A Secretaria de Comunicação da Presidência divulgou uma nota nesta terça-feira (7) que marca uma distinção bem clara: divergir do governo é permitido, mas convocar uma potência estrangeira a pressionar o Brasil é traição à pátria. A declaração veio em resposta à participação do senador Flávio Bolsonaro em audiência pública nos Estados Unidos sobre o tarifaço que ameaça produtos brasileiros.
Flávio compareceu ao evento do Escritório do Representante de Comércio dos EUA (USTR) acompanhado do irmão Eduardo Bolsonaro, que mora nos Estados Unidos, e discursou em inglês.
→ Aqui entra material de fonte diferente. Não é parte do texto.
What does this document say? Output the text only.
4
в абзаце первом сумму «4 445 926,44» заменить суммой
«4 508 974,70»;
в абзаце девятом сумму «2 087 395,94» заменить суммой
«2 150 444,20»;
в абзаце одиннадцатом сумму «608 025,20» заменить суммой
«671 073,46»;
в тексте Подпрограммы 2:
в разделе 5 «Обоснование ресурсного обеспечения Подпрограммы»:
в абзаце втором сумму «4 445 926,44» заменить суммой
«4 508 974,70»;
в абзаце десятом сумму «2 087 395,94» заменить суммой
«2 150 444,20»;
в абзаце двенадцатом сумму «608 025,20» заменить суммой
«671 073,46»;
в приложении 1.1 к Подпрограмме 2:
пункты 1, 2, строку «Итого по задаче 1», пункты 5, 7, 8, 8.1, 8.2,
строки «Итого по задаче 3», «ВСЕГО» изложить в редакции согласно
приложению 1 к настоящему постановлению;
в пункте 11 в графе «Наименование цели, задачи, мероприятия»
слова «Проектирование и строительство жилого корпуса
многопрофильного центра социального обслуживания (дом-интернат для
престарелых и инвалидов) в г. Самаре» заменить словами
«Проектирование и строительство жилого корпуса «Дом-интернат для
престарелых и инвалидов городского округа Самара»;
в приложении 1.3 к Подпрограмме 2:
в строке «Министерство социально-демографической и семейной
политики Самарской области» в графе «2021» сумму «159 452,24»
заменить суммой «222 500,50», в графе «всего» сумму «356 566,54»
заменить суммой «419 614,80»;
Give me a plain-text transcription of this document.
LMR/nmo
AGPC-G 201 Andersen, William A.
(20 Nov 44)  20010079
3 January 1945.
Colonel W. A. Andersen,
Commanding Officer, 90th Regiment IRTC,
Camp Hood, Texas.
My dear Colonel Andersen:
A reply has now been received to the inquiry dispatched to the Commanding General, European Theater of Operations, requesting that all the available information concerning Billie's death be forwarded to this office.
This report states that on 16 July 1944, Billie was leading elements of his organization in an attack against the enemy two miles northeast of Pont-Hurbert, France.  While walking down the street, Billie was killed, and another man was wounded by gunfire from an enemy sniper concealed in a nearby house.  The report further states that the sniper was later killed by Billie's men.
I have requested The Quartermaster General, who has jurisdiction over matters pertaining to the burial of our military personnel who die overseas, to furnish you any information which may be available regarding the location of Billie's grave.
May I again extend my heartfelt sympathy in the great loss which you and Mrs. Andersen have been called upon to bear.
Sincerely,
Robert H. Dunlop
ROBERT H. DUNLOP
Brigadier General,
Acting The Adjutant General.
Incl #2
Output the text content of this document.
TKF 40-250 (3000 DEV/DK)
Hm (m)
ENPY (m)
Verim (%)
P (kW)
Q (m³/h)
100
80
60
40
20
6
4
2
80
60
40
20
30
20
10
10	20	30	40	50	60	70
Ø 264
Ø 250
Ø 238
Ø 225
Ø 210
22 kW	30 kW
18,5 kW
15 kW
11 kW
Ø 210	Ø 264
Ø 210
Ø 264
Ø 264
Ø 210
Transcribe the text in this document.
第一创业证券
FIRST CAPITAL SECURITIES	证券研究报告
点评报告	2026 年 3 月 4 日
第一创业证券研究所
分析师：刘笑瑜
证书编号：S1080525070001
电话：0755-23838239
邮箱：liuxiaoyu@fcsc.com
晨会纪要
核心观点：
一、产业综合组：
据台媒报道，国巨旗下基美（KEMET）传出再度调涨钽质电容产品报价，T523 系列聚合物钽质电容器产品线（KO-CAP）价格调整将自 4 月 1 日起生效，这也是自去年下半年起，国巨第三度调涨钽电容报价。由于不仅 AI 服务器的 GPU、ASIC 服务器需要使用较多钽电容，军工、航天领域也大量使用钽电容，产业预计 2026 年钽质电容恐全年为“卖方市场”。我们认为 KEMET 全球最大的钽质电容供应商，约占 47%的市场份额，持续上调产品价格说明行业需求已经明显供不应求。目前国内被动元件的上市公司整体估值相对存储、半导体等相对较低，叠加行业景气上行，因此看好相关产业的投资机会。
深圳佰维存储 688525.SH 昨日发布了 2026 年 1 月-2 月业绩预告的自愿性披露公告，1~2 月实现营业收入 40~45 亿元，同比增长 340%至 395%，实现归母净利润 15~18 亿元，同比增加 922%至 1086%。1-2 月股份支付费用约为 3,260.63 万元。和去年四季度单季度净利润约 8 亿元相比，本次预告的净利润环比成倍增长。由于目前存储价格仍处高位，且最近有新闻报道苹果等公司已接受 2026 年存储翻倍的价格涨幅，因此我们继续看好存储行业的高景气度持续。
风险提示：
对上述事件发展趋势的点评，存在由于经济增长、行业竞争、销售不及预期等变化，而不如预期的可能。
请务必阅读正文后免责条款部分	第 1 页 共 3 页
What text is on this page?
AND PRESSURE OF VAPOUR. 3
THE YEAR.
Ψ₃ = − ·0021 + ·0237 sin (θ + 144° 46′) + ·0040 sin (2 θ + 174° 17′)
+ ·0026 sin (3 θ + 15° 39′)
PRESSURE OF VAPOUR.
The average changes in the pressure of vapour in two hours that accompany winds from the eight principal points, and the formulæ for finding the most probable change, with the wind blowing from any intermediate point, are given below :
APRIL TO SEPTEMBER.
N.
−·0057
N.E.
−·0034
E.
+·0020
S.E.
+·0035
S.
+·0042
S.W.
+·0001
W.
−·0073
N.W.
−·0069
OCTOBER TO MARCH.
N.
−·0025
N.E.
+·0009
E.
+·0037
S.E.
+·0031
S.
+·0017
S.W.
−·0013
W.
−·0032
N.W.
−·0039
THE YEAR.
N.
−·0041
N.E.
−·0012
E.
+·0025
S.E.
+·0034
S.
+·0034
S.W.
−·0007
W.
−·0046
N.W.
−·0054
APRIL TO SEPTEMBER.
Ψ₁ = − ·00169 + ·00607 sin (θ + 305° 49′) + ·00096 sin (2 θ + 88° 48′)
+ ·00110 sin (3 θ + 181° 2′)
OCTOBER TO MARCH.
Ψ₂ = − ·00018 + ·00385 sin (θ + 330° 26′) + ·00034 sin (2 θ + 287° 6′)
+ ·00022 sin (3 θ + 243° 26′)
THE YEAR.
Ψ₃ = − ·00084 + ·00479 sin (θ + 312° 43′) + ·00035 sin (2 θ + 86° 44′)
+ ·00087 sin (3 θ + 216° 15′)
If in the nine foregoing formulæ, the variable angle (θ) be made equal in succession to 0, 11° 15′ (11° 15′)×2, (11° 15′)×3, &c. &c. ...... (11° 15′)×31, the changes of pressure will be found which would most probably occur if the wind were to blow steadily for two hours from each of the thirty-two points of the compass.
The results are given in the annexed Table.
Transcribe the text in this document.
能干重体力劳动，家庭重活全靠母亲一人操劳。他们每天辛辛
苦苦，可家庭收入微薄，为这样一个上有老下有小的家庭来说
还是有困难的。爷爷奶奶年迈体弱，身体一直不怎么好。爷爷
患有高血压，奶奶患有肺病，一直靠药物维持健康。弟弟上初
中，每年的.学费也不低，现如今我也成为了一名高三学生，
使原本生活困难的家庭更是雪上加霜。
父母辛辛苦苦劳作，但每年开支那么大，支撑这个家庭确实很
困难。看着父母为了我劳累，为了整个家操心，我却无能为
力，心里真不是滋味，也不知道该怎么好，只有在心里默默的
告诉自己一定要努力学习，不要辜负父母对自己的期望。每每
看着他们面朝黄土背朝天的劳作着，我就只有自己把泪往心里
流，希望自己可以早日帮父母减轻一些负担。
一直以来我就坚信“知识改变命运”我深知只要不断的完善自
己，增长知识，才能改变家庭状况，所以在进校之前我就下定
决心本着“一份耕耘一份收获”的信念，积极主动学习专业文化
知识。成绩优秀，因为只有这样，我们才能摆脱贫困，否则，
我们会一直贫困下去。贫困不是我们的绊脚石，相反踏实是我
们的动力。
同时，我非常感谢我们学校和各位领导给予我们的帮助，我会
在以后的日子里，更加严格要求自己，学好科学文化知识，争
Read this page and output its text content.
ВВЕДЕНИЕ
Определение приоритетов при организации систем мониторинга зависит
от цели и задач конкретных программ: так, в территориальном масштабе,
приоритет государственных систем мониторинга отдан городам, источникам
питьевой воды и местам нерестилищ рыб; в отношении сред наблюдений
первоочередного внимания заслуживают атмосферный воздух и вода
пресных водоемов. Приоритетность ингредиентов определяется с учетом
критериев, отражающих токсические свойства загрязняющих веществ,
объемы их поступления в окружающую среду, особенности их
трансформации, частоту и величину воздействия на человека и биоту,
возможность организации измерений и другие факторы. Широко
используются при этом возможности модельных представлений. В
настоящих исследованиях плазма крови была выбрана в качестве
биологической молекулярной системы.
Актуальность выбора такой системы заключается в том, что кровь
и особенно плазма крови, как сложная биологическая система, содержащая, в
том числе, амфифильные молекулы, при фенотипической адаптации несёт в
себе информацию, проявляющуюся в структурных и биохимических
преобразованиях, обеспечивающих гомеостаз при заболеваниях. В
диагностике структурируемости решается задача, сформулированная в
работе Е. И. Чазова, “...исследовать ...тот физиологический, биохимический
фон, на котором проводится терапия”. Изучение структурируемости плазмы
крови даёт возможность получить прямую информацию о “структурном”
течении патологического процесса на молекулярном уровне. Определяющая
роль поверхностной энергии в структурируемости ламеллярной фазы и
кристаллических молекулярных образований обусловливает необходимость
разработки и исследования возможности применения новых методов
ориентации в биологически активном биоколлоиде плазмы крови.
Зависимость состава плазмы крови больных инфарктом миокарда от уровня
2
Durante sua fala, criticou o Supremo Tribunal Federal, atacou o governo Lula e o PT, e argumentou que este é o pior momento possível para novas tarifas, especialmente em ano eleitoral.
O governo brasileiro vê nessa atuação algo que vai além da oposição política. Segundo a nota oficial, enquanto Flávio tentava politizar as relações entre Brasil e Estados Unidos, funcionários dos ministérios do Desenvolvimento, Indústria e Comércio, do Itamaraty, da Justiça e do Palácio do Planalto mantinham reunião técnica com representantes do USTR para desfazer o tarifaço.
A ironia da situação fica evidente quando se observa que Flávio não rebateu as alegações americanas sobre as práticas comerciais brasileiras. Em vez disso, legitimou os resultados de uma investigação que o governo considera injusta. Para Brasília, o senador não negou que a campanha promovida por sua família e aliados esteve na origem do tarifaço contra o Brasil.
Flávio argumentou que impor tarifas agora seria prejudicial porque o Brasil realizará eleições presidenciais em outubro, e em apenas 90 dias o cenário político mudará completamente. Também mencionou que existem grandes chances de mudança no governo em janeiro e que as tarifas não são o instrumento adequado para pressionar o país.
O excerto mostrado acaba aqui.